MRI, computed tomography (CT), and single photon emission CT (SPECT) experiments were conducted on an anthropomorphic gel phantom with tumor-simulating gel samples and on an excised human tumor-bearing liver, both containing known amounts of ¹⁶⁶Ho-PLLA-MS. Three-dimensional radiation-absorbed dose distributions were estimated at the voxel level by convolving the ¹⁶⁶Ho activity distribution, derived from quantitative MRI data, with a ¹⁶⁶Ho dose point-kernel generated by MCNP (Monte Carlo N-Particle transport code) and from Medical Internal Radiation Dose Pamphlet 17. MRI-based radiation-absorbed dose distributions were qualitatively compared with CT and autoradiography images and quantitatively compared with SPECT-based dose distributions. Both MRI- and SPECT-based activity estimations were validated against dose calibrator measurements.

Results

Evaluation on an anthropomorphic phantom showed that MRI enables accurate assessment of local ¹⁶⁶Ho-PLLA-MS mass and activity distributions, as supported by a regression coefficient of 1.05 and a correlation coefficient of 0.99, relating local MRI-based mass and activity calculations to reference values obtained with a dose calibrator. Estimated MRI-based radiation-absorbed dose distributions of ¹⁶⁶Ho-PLLA-MS in an ex聽vivo human liver visually showed high correspondence to SPECT-based radiation-absorbed dose distributions.
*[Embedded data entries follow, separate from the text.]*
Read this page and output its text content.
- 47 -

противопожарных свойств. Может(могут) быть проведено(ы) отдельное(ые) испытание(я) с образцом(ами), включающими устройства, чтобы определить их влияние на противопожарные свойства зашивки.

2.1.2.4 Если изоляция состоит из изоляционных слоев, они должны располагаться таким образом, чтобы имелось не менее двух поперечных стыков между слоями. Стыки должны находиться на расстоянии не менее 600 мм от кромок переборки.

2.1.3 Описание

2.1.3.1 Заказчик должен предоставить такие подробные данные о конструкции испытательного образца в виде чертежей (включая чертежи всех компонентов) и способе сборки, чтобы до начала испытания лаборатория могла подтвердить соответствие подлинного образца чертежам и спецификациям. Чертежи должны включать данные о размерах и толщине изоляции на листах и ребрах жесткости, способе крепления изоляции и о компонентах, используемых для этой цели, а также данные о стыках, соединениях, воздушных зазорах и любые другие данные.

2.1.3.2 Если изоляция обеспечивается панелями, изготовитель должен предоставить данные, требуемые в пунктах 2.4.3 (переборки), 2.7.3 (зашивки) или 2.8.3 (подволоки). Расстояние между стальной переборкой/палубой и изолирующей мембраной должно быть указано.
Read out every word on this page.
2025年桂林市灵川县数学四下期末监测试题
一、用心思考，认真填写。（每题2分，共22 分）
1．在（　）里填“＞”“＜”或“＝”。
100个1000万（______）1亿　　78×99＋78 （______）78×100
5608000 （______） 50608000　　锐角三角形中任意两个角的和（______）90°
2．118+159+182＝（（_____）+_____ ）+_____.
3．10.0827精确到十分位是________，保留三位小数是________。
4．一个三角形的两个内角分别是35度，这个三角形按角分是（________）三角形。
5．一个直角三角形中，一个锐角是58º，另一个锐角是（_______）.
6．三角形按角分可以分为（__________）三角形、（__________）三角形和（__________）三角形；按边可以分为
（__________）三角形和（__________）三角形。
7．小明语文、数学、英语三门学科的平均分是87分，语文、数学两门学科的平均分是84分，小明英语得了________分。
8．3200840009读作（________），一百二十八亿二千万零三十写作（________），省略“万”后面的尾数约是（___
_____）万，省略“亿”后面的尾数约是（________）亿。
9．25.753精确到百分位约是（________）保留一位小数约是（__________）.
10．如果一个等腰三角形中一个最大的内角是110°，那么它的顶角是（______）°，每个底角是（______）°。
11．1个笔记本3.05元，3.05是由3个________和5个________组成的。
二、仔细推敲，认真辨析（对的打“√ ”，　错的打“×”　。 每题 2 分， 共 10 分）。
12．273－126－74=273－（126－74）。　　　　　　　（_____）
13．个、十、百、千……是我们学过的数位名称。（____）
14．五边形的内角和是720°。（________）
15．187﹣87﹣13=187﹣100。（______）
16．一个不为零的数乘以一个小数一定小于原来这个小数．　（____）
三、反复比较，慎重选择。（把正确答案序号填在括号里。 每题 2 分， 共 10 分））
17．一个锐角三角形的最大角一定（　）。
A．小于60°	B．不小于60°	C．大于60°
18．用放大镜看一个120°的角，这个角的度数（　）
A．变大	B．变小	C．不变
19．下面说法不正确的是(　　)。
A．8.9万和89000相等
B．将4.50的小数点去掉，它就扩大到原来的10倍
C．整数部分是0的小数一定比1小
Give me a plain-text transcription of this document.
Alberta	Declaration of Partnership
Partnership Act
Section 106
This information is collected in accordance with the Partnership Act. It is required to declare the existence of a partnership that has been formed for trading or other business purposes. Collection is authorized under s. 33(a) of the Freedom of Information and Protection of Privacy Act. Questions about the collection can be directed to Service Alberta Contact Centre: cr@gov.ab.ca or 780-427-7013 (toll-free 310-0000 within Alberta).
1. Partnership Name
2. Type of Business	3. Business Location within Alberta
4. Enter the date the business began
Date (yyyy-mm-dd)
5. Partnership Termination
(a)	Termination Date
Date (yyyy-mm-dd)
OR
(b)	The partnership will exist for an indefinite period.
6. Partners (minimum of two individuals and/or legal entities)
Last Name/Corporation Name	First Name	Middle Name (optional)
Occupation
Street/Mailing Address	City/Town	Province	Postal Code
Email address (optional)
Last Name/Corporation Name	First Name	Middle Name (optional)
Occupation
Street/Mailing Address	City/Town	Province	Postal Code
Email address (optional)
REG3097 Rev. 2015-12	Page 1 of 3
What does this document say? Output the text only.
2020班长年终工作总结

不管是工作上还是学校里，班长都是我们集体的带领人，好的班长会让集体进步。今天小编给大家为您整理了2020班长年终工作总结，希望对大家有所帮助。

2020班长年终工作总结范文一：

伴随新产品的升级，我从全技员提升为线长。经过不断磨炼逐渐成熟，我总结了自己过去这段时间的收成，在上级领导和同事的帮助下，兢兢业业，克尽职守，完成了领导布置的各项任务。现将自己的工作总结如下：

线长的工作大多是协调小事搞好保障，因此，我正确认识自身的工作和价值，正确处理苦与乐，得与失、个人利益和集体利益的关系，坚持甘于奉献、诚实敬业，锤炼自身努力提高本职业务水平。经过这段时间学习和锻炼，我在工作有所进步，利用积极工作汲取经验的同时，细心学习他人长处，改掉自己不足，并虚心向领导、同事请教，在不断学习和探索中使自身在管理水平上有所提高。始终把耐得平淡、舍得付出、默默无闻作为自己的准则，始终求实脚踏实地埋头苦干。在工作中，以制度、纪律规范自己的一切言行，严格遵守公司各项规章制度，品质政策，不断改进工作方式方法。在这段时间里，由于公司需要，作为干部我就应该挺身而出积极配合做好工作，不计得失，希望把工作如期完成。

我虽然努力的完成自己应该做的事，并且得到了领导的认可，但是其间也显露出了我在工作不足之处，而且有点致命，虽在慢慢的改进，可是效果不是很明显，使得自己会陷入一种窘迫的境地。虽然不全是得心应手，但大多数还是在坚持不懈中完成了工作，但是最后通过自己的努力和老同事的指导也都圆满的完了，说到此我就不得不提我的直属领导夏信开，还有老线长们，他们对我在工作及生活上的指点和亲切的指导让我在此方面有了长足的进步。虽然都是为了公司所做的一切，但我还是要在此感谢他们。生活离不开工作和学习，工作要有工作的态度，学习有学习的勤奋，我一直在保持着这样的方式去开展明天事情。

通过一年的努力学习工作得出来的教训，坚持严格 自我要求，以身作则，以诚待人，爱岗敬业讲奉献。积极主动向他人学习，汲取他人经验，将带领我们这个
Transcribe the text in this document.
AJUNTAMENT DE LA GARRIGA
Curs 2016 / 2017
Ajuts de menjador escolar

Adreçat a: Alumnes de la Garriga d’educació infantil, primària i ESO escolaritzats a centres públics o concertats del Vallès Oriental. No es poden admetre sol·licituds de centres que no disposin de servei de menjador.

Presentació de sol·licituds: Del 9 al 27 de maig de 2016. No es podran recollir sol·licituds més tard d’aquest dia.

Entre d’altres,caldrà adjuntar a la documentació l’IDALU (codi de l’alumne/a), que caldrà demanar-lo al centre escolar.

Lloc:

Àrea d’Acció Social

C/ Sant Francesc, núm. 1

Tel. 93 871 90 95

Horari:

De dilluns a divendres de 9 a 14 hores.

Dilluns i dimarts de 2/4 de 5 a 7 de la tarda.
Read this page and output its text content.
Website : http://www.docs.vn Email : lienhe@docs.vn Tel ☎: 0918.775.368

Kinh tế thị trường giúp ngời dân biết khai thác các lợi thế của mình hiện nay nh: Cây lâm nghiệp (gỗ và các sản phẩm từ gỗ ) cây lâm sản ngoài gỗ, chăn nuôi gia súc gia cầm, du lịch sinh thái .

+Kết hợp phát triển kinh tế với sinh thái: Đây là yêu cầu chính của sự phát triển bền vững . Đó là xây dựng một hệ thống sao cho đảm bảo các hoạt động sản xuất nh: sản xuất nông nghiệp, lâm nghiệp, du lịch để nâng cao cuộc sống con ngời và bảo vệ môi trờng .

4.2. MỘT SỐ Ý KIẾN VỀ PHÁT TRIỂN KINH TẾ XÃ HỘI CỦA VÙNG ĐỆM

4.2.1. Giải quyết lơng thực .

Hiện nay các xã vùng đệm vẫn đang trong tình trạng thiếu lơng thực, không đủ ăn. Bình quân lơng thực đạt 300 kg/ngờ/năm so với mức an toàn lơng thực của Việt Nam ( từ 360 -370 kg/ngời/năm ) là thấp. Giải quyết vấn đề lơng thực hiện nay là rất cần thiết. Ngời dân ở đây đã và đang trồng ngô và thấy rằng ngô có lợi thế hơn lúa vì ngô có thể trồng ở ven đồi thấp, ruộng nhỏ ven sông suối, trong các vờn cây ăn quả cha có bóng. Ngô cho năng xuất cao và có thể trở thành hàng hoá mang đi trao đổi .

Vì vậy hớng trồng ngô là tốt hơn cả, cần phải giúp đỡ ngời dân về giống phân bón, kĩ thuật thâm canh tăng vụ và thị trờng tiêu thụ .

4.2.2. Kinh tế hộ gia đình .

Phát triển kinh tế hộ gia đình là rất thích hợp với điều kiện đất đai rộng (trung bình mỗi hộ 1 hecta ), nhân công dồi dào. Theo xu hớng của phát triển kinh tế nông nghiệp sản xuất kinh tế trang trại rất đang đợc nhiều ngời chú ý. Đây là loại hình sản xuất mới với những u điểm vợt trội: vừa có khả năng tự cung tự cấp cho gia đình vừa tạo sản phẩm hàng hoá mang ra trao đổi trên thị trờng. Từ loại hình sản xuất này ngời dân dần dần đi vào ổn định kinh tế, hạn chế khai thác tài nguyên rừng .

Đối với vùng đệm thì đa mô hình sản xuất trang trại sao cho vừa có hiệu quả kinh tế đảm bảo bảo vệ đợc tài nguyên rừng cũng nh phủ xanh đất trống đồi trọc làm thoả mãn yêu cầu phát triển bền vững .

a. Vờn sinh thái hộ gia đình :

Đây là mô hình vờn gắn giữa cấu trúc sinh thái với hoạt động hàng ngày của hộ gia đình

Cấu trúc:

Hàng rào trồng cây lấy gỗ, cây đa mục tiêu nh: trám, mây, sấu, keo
Quantitative analysis revealed that the differences in local and total amounts of ¹⁶⁶Ho-PLLA-MS estimated by MRI, SPECT, and the dose calibrator were within 10%. Excellent agreement was observed between MRI- and SPECT-based dose-volume histograms.

Conclusions

Quantitative MRI was demonstrated to provide accurate three-dimensional ¹⁶⁶Ho-PLLA-MS activity distributions, enabling localized intrahepatic radiation-absorbed dose estimation by convolution with a ¹⁶⁶Ho dose point-kernel for liver radioembolization treatment optimization and evaluation.